Much of life here can seem removed from the storm and stress of a troubled world. In the blur of libraries, cafes, classrooms and rental units many of us inhabit, “reality” often feels like something alien. Lying on Ingalls Mall, I can stare up into the sky and imagine that the whole universe is a kind of garden, where the grass is always manicured to perfection and the only moral dilemma is whether or not one should feed the squirrels.
Yet even here in the city, amid the $12 sandwiches and sparkling new collegiate towers, you can find hints of a less rosy reality. Privileged spaces don’t maintain themselves, after all. I think of the makeshift bed I saw once in the basement of a restaurant a few steps from the Diag and the small army of custodial staff wiping down classrooms where they’ve never sat.

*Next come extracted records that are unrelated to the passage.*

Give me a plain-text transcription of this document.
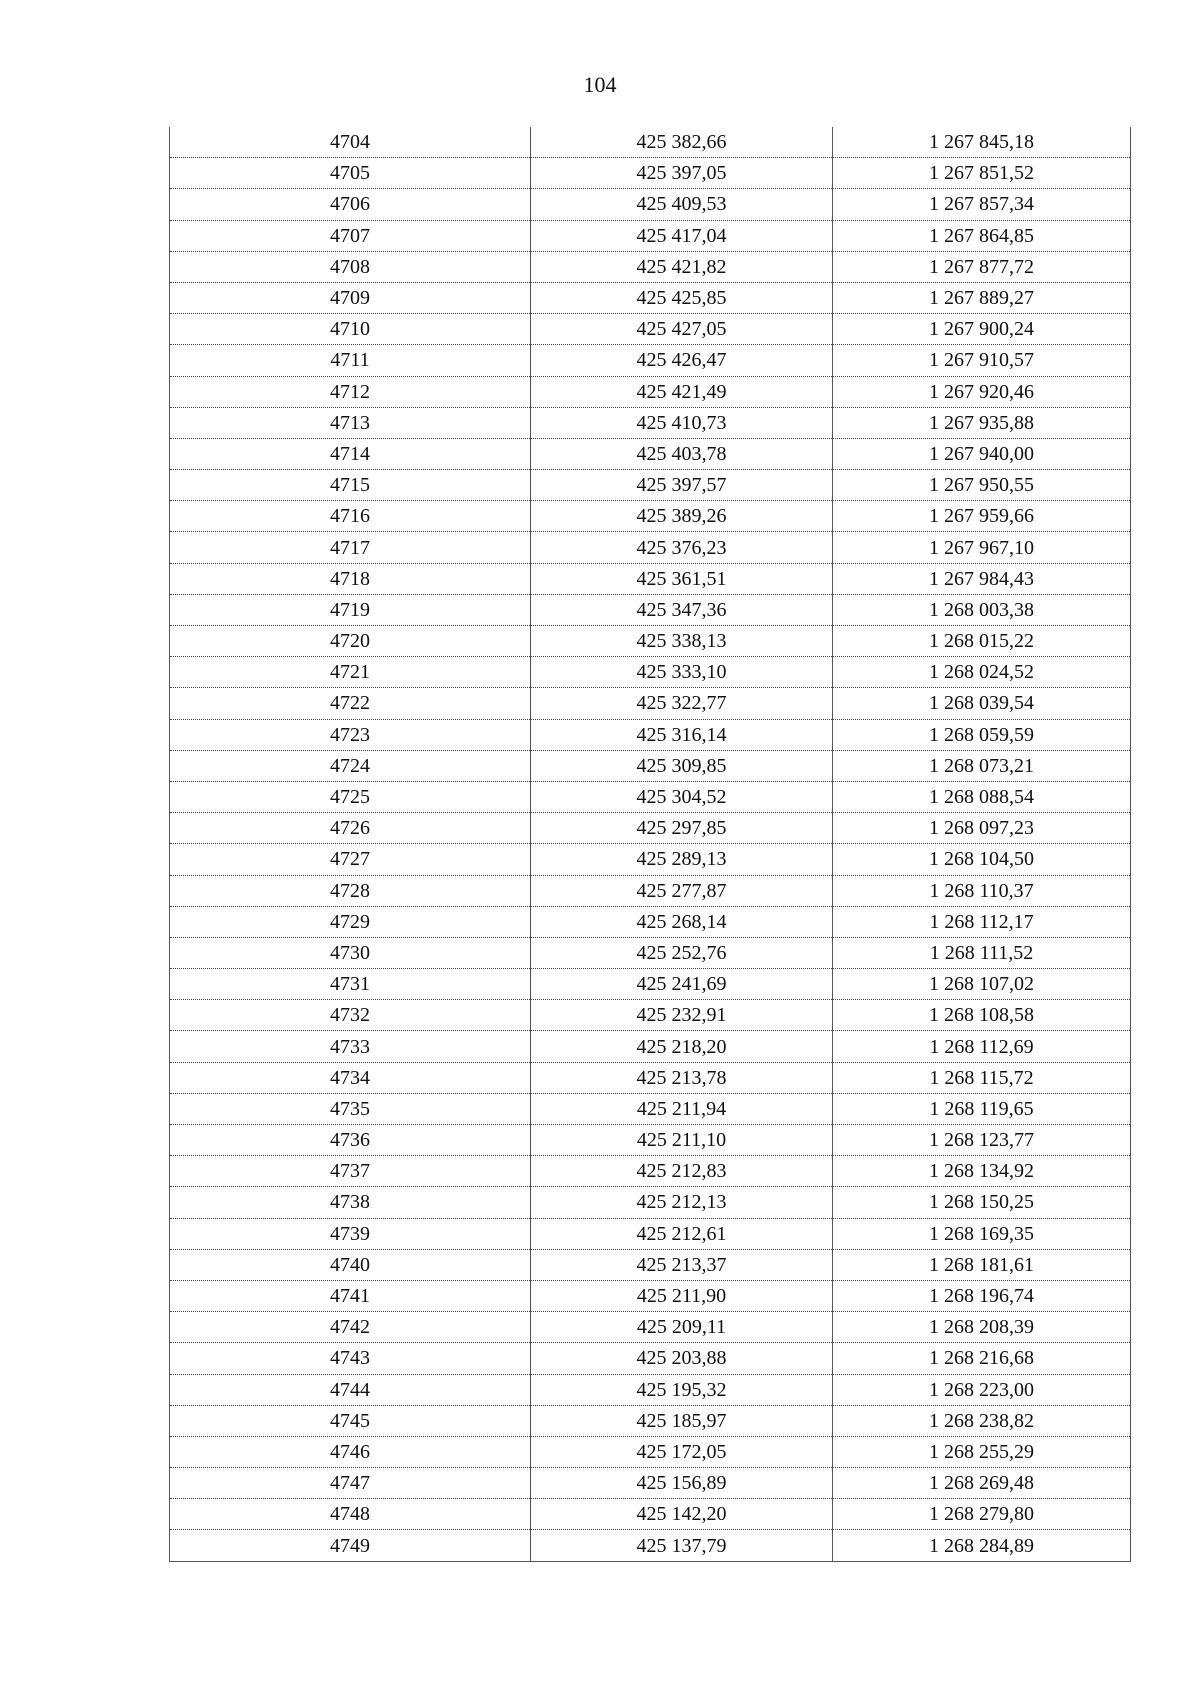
104
4704	425 382,66	1 267 845,18
4705	425 397,05	1 267 851,52
4706	425 409,53	1 267 857,34
4707	425 417,04	1 267 864,85
4708	425 421,82	1 267 877,72
4709	425 425,85	1 267 889,27
4710	425 427,05	1 267 900,24
4711	425 426,47	1 267 910,57
4712	425 421,49	1 267 920,46
4713	425 410,73	1 267 935,88
4714	425 403,78	1 267 940,00
4715	425 397,57	1 267 950,55
4716	425 389,26	1 267 959,66
4717	425 376,23	1 267 967,10
4718	425 361,51	1 267 984,43
4719	425 347,36	1 268 003,38
4720	425 338,13	1 268 015,22
4721	425 333,10	1 268 024,52
4722	425 322,77	1 268 039,54
4723	425 316,14	1 268 059,59
4724	425 309,85	1 268 073,21
4725	425 304,52	1 268 088,54
4726	425 297,85	1 268 097,23
4727	425 289,13	1 268 104,50
4728	425 277,87	1 268 110,37
4729	425 268,14	1 268 112,17
4730	425 252,76	1 268 111,52
4731	425 241,69	1 268 107,02
4732	425 232,91	1 268 108,58
4733	425 218,20	1 268 112,69
4734	425 213,78	1 268 115,72
4735	425 211,94	1 268 119,65
4736	425 211,10	1 268 123,77
4737	425 212,83	1 268 134,92
4738	425 212,13	1 268 150,25
4739	425 212,61	1 268 169,35
4740	425 213,37	1 268 181,61
4741	425 211,90	1 268 196,74
4742	425 209,11	1 268 208,39
4743	425 203,88	1 268 216,68
4744	425 195,32	1 268 223,00
4745	425 185,97	1 268 238,82
4746	425 172,05	1 268 255,29
4747	425 156,89	1 268 269,48
4748	425 142,20	1 268 279,80
4749	425 137,79	1 268 284,89
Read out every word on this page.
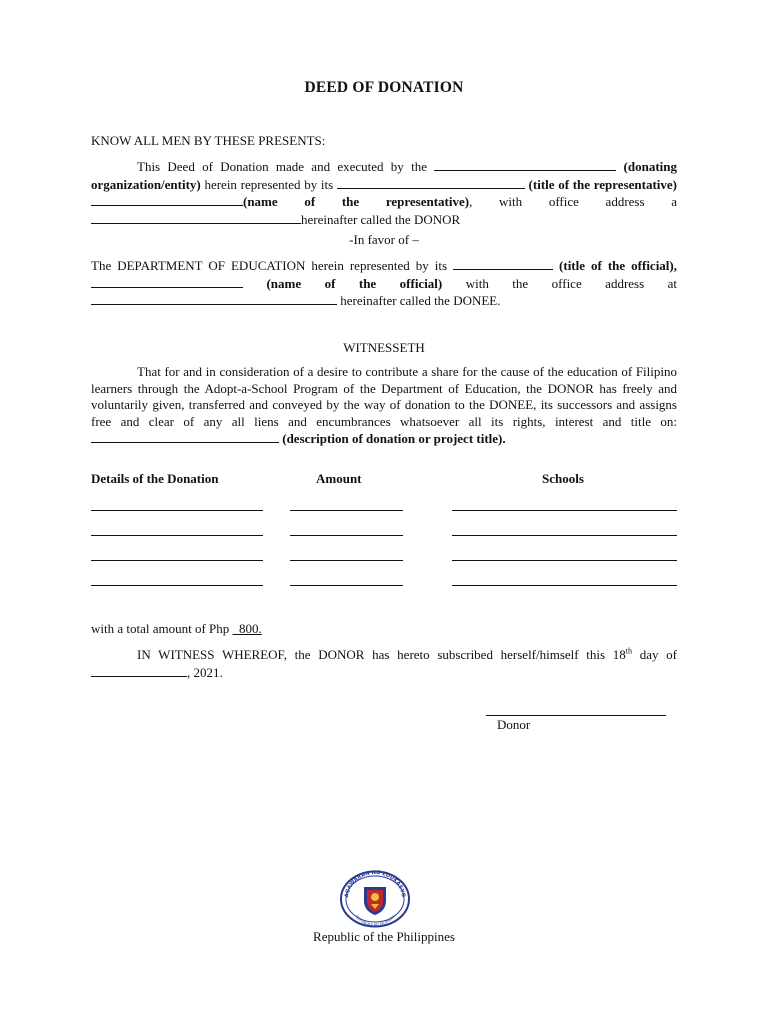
DEED OF DONATION
KNOW ALL MEN BY THESE PRESENTS:
This Deed of Donation made and executed by the	(donating organization/entity) herein represented by its	(title of the representative) (name of the representative), with office address a hereinafter called the DONOR
-In favor of –
The DEPARTMENT OF EDUCATION herein represented by its	(title of the official),  (name of the official) with the office address at  hereinafter called the DONEE.
WITNESSETH
That for and in consideration of a desire to contribute a share for the cause of the education of Filipino learners through the Adopt-a-School Program of the Department of Education, the DONOR has freely and voluntarily given, transferred and conveyed by the way of donation to the DONEE, its successors and assigns free and clear of any all liens and encumbrances whatsoever all its rights, interest and title on: (description of donation or project title).
Details of the Donation	Amount	Schools
with a total amount of Php 800.
IN WITNESS WHEREOF, the DONOR has hereto subscribed herself/himself this 18th day of , 2021.
Donor
AGAWARAN NG EDUKASYO
REPUBLIKA NG PILIPINAS
Republic of the Philippines
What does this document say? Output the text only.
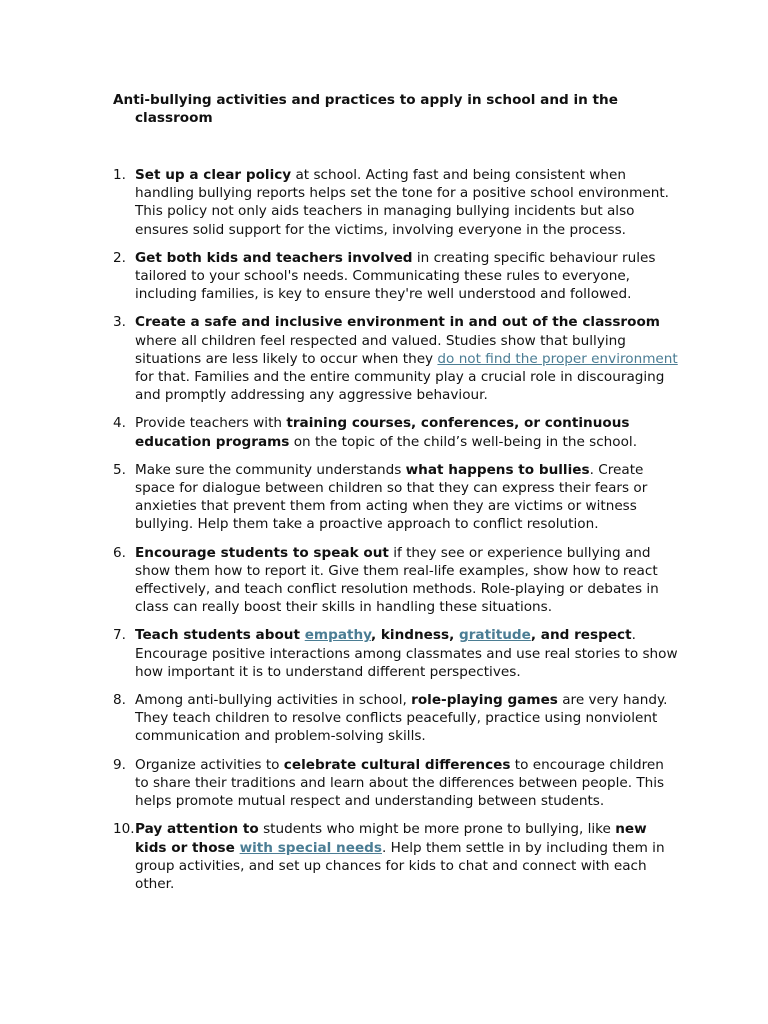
Anti-bullying activities and practices to apply in school and in the classroom

1. Set up a clear policy at school. Acting fast and being consistent when handling bullying reports helps set the tone for a positive school environment. This policy not only aids teachers in managing bullying incidents but also ensures solid support for the victims, involving everyone in the process.
2. Get both kids and teachers involved in creating specific behaviour rules tailored to your school's needs. Communicating these rules to everyone, including families, is key to ensure they're well understood and followed.
3. Create a safe and inclusive environment in and out of the classroom where all children feel respected and valued. Studies show that bullying situations are less likely to occur when they do not find the proper environment for that. Families and the entire community play a crucial role in discouraging and promptly addressing any aggressive behaviour.
4. Provide teachers with training courses, conferences, or continuous education programs on the topic of the child’s well-being in the school.
5. Make sure the community understands what happens to bullies. Create space for dialogue between children so that they can express their fears or anxieties that prevent them from acting when they are victims or witness bullying. Help them take a proactive approach to conflict resolution.
6. Encourage students to speak out if they see or experience bullying and show them how to report it. Give them real-life examples, show how to react effectively, and teach conflict resolution methods. Role-playing or debates in class can really boost their skills in handling these situations.
7. Teach students about empathy, kindness, gratitude, and respect. Encourage positive interactions among classmates and use real stories to show how important it is to understand different perspectives.
8. Among anti-bullying activities in school, role-playing games are very handy. They teach children to resolve conflicts peacefully, practice using nonviolent communication and problem-solving skills.
9. Organize activities to celebrate cultural differences to encourage children to share their traditions and learn about the differences between people. This helps promote mutual respect and understanding between students.
10. Pay attention to students who might be more prone to bullying, like new kids or those with special needs. Help them settle in by including them in group activities, and set up chances for kids to chat and connect with each other.
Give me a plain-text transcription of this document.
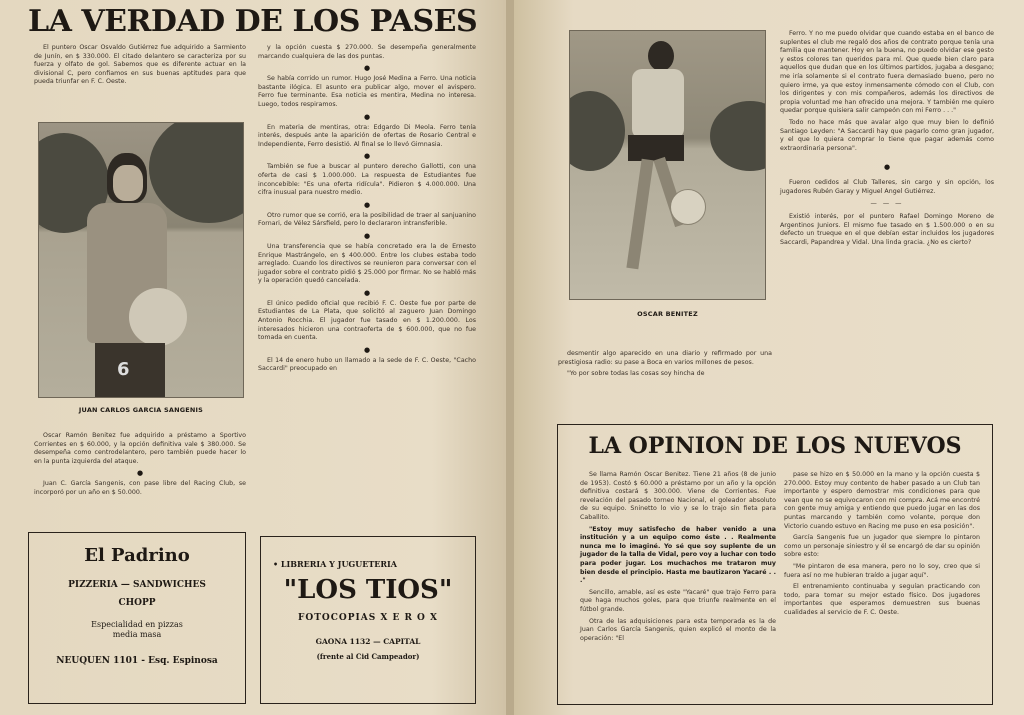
LA VERDAD DE LOS PASES

El puntero Oscar Osvaldo Gutiérrez fue adquirido a Sarmiento de Junín, en $ 330.000. El citado delantero se caracteriza por su fuerza y olfato de gol. Sabemos que es diferente actuar en la divisional C, pero confiamos en sus buenas aptitudes para que pueda triunfar en F. C. Oeste.

6
JUAN CARLOS GARCIA SANGENIS

Oscar Ramón Benitez fue adquirido a préstamo a Sportivo Corrientes en $ 60.000, y la opción definitiva vale $ 380.000. Se desempeña como centrodelantero, pero también puede hacer lo en la punta izquierda del ataque.

●

Juan C. García Sangenis, con pase libre del Racing Club, se incorporó por un año en $ 50.000.

y la opción cuesta $ 270.000. Se desempeña generalmente marcando cualquiera de las dos puntas.

●

Se había corrido un rumor. Hugo José Medina a Ferro. Una noticia bastante ilógica. El asunto era publicar algo, mover el avispero. Ferro fue terminante. Esa noticia es mentira, Medina no interesa. Luego, todos respiramos.

●

En materia de mentiras, otra: Edgardo Di Meola. Ferro tenía interés, después ante la aparición de ofertas de Rosario Central e Independiente, Ferro desistió. Al final se lo llevó Gimnasia.

●

También se fue a buscar al puntero derecho Gallotti, con una oferta de casi $ 1.000.000. La respuesta de Estudiantes fue inconcebible: "Es una oferta ridícula". Pidieron $ 4.000.000. Una cifra inusual para nuestro medio.

●

Otro rumor que se corrió, era la posibilidad de traer al sanjuanino Fornari, de Vélez Sársfield, pero lo declararon intransferible.

●

Una transferencia que se había concretado era la de Ernesto Enrique Mastrángelo, en $ 400.000. Entre los clubes estaba todo arreglado. Cuando los directivos se reunieron para conversar con el jugador sobre el contrato pidió $ 25.000 por firmar. No se habló más y la operación quedó cancelada.

●

El único pedido oficial que recibió F. C. Oeste fue por parte de Estudiantes de La Plata, que solicitó al zaguero Juan Domingo Antonio Rocchia. El jugador fue tasado en $ 1.200.000. Los interesados hicieron una contraoferta de $ 600.000, que no fue tomada en cuenta.

●

El 14 de enero hubo un llamado a la sede de F. C. Oeste, "Cacho Saccardi" preocupado en

El Padrino
PIZZERIA — SANDWICHES
CHOPP
Especialidad en pizzas
media masa
NEUQUEN 1101 - Esq. Espinosa
• LIBRERIA Y JUGUETERIA
"LOS TIOS"
FOTOCOPIAS X E R O X
GAONA 1132 — CAPITAL
(frente al Cid Campeador)
OSCAR BENITEZ

desmentir algo aparecido en una diario y refirmado por una prestigiosa radio: su pase a Boca en varios millones de pesos.

"Yo por sobre todas las cosas soy hincha de

Ferro. Y no me puedo olvidar que cuando estaba en el banco de suplentes el club me regaló dos años de contrato porque tenía una familia que mantener. Hoy en la buena, no puedo olvidar ese gesto y estos colores tan queridos para mí. Que quede bien claro para aquellos que dudan que en los últimos partidos, jugaba a desgano; me iría solamente si el contrato fuera demasiado bueno, pero no quiero irme, ya que estoy inmensamente cómodo con el Club, con los dirigentes y con mis compañeros, además los directivos de propia voluntad me han ofrecido una mejora. Y también me quiero quedar porque quisiera salir campeón con mi Ferro . . ."

Todo no hace más que avalar algo que muy bien lo definió Santiago Leyden: "A Saccardi hay que pagarlo como gran jugador, y el que lo quiera comprar lo tiene que pagar además como extraordinaria persona".

●

Fueron cedidos al Club Talleres, sin cargo y sin opción, los jugadores Rubén Garay y Miguel Angel Gutiérrez.

— — —

Existió interés, por el puntero Rafael Domingo Moreno de Argentinos Juniors. El mismo fue tasado en $ 1.500.000 o en su defecto un trueque en el que debían estar incluidos los jugadores Saccardi, Papandrea y Vidal. Una linda gracia. ¿No es cierto?

LA OPINION DE LOS NUEVOS

Se llama Ramón Oscar Benitez. Tiene 21 años (8 de junio de 1953). Costó $ 60.000 a préstamo por un año y la opción definitiva costará $ 300.000. Viene de Corrientes. Fue revelación del pasado torneo Nacional, el goleador absoluto de su equipo. Sninetto lo vio y se lo trajo sin fieta para Caballito.

"Estoy muy satisfecho de haber venido a una institución y a un equipo como éste . . Realmente nunca me lo imaginé. Yo sé que soy suplente de un jugador de la talla de Vidal, pero voy a luchar con todo para poder jugar. Los muchachos me trataron muy bien desde el principio. Hasta me bautizaron Yacaré . . ."

Sencillo, amable, así es este "Yacaré" que trajo Ferro para que haga muchos goles, para que triunfe realmente en el fútbol grande.

Otra de las adquisiciones para esta temporada es la de Juan Carlos García Sangenis, quien explicó el monto de la operación: "El

pase se hizo en $ 50.000 en la mano y la opción cuesta $ 270.000. Estoy muy contento de haber pasado a un Club tan importante y espero demostrar mis condiciones para que vean que no se equivocaron con mi compra. Acá me encontré con gente muy amiga y entiendo que puedo jugar en las dos puntas marcando y también como volante, porque don Victorio cuando estuvo en Racing me puso en esa posición".

García Sangenis fue un jugador que siempre lo pintaron como un personaje siniestro y él se encargó de dar su opinión sobre esto:

"Me pintaron de esa manera, pero no lo soy, creo que si fuera así no me hubieran traído a jugar aquí".

El entrenamiento continuaba y seguían practicando con todo, para tomar su mejor estado físico. Dos jugadores importantes que esperamos demuestren sus buenas cualidades al servicio de F. C. Oeste.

Ann Arbor natives haven’t all been equally privileged either, despite the stereotype and the steady work of gentrification. On the corner of Fourth Avenue and Ann Street you’ll find a historical marker commemorating the time when the block was home to Ann Arbor’s African American business district — back when an unwritten code barred blacks from living south of Miller Road. Now that the tanneries and slaughterhouses are gone, most of the cheap real estate that remains lies at the city’s edge, especially toward the east. Despite the two Whole Foods we have, the city isn’t an undifferentiated island of affluence, at least not yet.
That brings me back to the old saying. There sure is a lot of money within these 28 square miles, and some distinctive cultural norms. But the truth is there’s only one reality out there, and Ann Arbor is part of it. By perceiving this town, and ourselves, as wholly insulated from the whirlwind of the world beyond, we obscure the fact that we’re all part of one phenomenon, and that austerity and abundance are a relationship, not independent conditions.
As students, we’re presumably here to learn something about what’s real, which can be a scary enterprise and one that motivates us to seek refuge from the forces shaping our world in an imagined sort of Switzerland. But the first step to the real might be seeing that we’re already part of it, whether we like it or not.